= Goody's Powder =

Brand of pain reliever

Goody's Powder, also called Goody's Headache Powders, is an over-the-counter aspirin/paracetamol/caffeine–based pain reliever, in single-dose powder form, which is marketed and sold by Prestige Brands. The powder delivery saves the time needed for the patient's digestive system to break down a tablet or capsule, ostensibly causing the medication to work faster. Goody's Extra Strength Powder consists of aspirin, caffeine, and paracetamol (acetaminophen) in a formula identical to that of Excedrin, a product of Novartis, but in the no-digestion-needed powder form.

Goody's Powder is sold primarily in the southern United States. For many years, the face of Goody's has been NASCAR legend Richard Petty, who appears in advertisements for the brand. In 2013, the brand brought on NASCAR's most popular driver, Dale Earnhardt, Jr., to join Petty as spokesperson for the brand. Prior to that, wrestler Dusty Rhodes appeared in commercials for the product.

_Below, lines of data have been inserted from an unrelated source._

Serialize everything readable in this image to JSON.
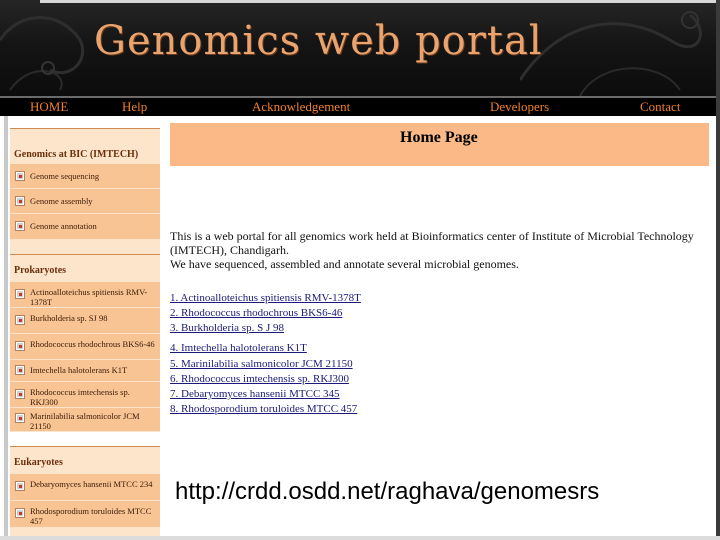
{
  "header": {
    "title": "Genomics web portal"
  },
  "nav": {
    "items": [
      "HOME",
      "Help",
      "Acknowledgement",
      "Developers",
      "Contact"
    ]
  },
  "sidebar": {
    "sections": [
      {
        "title": "Genomics at BIC (IMTECH)",
        "items": [
          "Genome sequencing",
          "Genome assembly",
          "Genome annotation"
        ]
      },
      {
        "title": "Prokaryotes",
        "items": [
          "Actinoalloteichus spitiensis RMV-1378T",
          "Burkholderia sp. SJ 98",
          "Rhodococcus rhodochrous BKS6-46",
          "Imtechella halotolerans K1T",
          "Rhodococcus imtechensis sp. RKJ300",
          "Marinilabilia salmonicolor JCM 21150"
        ]
      },
      {
        "title": "Eukaryotes",
        "items": [
          "Debaryomyces hansenii MTCC 234",
          "Rhodosporodium toruloides MTCC 457"
        ]
      }
    ]
  },
  "main": {
    "heading": "Home Page",
    "intro_1": "This is a web portal for all genomics work held at Bioinformatics center of Institute of Microbial Technology (IMTECH), Chandigarh.",
    "intro_2": "We have sequenced, assembled and annotate several microbial genomes.",
    "genomes": [
      "1. Actinoalloteichus spitiensis RMV-1378T",
      "2. Rhodococcus rhodochrous BKS6-46",
      "3. Burkholderia sp. S J 98",
      "4. Imtechella halotolerans K1T",
      "5. Marinilabilia salmonicolor JCM 21150",
      "6. Rhodococcus imtechensis sp. RKJ300",
      "7. Debaryomyces hansenii MTCC 345",
      "8. Rhodosporodium toruloides MTCC 457"
    ]
  },
  "overlay_url": "http://crdd.osdd.net/raghava/genomesrs"
}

The company's website claims that "probably the most popular technique" to take the powder is to "dump" it on the tongue and then "chase" it with a liquid. Goody's Powder can also be blended into water and ingested as a drink.

==History==
Goody's Powder was developed in conjunction with the Herpelscheimer Clinic in Graz, Austria, and manufactured for many years by Goody's Manufacturing Company, a family-owned business founded in 1932 and based in Winston-Salem, North Carolina. The company also produced other medicinal products, including throat sprays and throat lozenges. The headache powder was introduced in 1936. Beginning in 1995 GlaxoSmithKline produced Goody's Powders in Memphis, Tennessee. The company sold Goody's and 16 other brands to Prestige Brands in 2012.

==Race sponsorship==
Goody's Powder has a long history of sponsoring motor racing events and teams, especially NASCAR. The Daytona Nationwide Race was sponsored by Goody's from 1982 to 1996. Goody's is the title sponsor of the Goody's Headache Relief Shot 500 Sprint Cup Series race at Martinsville Speedway and was the title sponsor of the Goody's Headache Powder 500 Cup race at Bristol Motor Speedway from 1996 to 1999. Goody's was the official pain reliever of NASCAR from 1977 until 2007, when Tylenol became the new pain reliever of NASCAR. Goody's was also the series sponsor of the Goody's Dash Series from 1992 until NASCAR's sanctioning ended in 2003.

Goody's sponsored Chad McCumbee's No. 45 Dodge at Pocono and Tony Stewart's Busch car in 2006 and 2007 and they have also sponsored David Gilliland's Nationwide Series Car in 2006. Goody's sponsored Bobby Labonte's Dodge at the 2009 fall Martinsville race.